6. Eat well and exercise.
Eating complete and nutritious foods in the colder months can help regulate your body temperature and maintain higher energy levels. Try a few new recipes for hearty soups, roasted vegetables or casseroles. For those who are unable or may not want to cook, local food delivery services and Meals on Wheels programs can provide regular nutritious food. Try one of these recipes: chicken cacciatore, ginger butternut squash soup, or Moroccan Chicken Vegetable soup.
Avoid drinking alcohol before going, or when, outside. It makes you feel warm but it draws heat away from your vital organs.

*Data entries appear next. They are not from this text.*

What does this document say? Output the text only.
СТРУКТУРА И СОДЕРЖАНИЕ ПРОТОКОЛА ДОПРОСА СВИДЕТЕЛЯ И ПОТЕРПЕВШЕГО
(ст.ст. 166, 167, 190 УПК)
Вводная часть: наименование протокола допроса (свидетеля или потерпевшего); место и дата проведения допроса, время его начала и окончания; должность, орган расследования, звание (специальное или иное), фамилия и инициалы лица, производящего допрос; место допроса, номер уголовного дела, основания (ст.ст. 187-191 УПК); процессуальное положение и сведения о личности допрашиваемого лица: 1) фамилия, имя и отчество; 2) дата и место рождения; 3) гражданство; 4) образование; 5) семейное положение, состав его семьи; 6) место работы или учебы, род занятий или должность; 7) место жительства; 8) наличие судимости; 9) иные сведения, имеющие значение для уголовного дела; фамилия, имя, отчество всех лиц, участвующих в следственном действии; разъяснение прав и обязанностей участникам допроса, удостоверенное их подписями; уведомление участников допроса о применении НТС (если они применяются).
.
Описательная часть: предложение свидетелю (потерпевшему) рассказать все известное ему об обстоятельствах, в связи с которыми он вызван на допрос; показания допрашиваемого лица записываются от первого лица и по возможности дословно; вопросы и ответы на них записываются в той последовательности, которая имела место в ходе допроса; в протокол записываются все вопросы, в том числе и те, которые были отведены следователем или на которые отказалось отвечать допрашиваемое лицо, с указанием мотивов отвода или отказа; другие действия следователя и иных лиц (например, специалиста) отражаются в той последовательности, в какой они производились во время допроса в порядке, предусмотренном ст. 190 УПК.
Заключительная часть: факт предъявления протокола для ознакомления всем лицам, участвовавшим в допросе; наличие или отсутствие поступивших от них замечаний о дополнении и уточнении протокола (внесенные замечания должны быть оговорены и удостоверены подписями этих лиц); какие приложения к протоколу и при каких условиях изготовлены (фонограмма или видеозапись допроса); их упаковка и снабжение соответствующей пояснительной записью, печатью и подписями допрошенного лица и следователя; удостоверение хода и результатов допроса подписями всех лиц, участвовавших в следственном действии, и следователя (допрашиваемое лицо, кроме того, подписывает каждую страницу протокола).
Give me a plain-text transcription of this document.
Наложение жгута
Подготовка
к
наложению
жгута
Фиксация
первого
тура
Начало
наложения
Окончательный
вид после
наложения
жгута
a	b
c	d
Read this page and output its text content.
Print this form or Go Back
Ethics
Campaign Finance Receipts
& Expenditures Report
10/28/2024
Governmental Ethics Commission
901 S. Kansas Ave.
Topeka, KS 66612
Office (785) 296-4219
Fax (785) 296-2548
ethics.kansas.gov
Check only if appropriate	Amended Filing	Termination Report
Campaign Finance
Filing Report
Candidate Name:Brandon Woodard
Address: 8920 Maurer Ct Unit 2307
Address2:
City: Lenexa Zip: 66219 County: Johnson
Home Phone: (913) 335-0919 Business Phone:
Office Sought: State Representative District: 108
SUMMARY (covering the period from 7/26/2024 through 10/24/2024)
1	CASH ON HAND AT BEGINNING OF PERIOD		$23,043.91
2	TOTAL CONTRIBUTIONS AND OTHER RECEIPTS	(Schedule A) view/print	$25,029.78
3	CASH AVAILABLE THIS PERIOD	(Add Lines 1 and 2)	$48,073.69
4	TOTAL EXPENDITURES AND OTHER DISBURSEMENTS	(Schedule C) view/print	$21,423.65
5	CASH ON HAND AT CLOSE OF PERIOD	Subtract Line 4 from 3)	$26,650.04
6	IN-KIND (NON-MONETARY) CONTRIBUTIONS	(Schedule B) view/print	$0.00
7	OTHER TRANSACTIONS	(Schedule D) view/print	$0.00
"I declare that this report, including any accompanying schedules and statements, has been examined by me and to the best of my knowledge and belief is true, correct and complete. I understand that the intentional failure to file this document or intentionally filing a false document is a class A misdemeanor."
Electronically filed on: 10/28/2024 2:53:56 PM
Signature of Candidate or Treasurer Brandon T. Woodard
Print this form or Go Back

Exercising is another way to keep your appetite and energy up. A wide range of online activities, from chair yoga to dance cardio, are available for free or for a fee, including from local Westchester-based providers.
If you are planning to spend plenty of time outdoors this winter, keep in mind these typical hypothermia symptoms: confusion, shaking, shivering, slowed breathing, or slurred words. Use a blanket to get warm and adjust the indoor temperature, if you are indoors. Never rub your hands or feet to get warmer, take a hot bath or shower, or drink alcohol. Instead, take your temperature, and if it is 96 degrees or below, call 911 or your local emergency number.
Following these suggestions will help you and your loved ones keep safe and warm in tricky Northeast weather this season!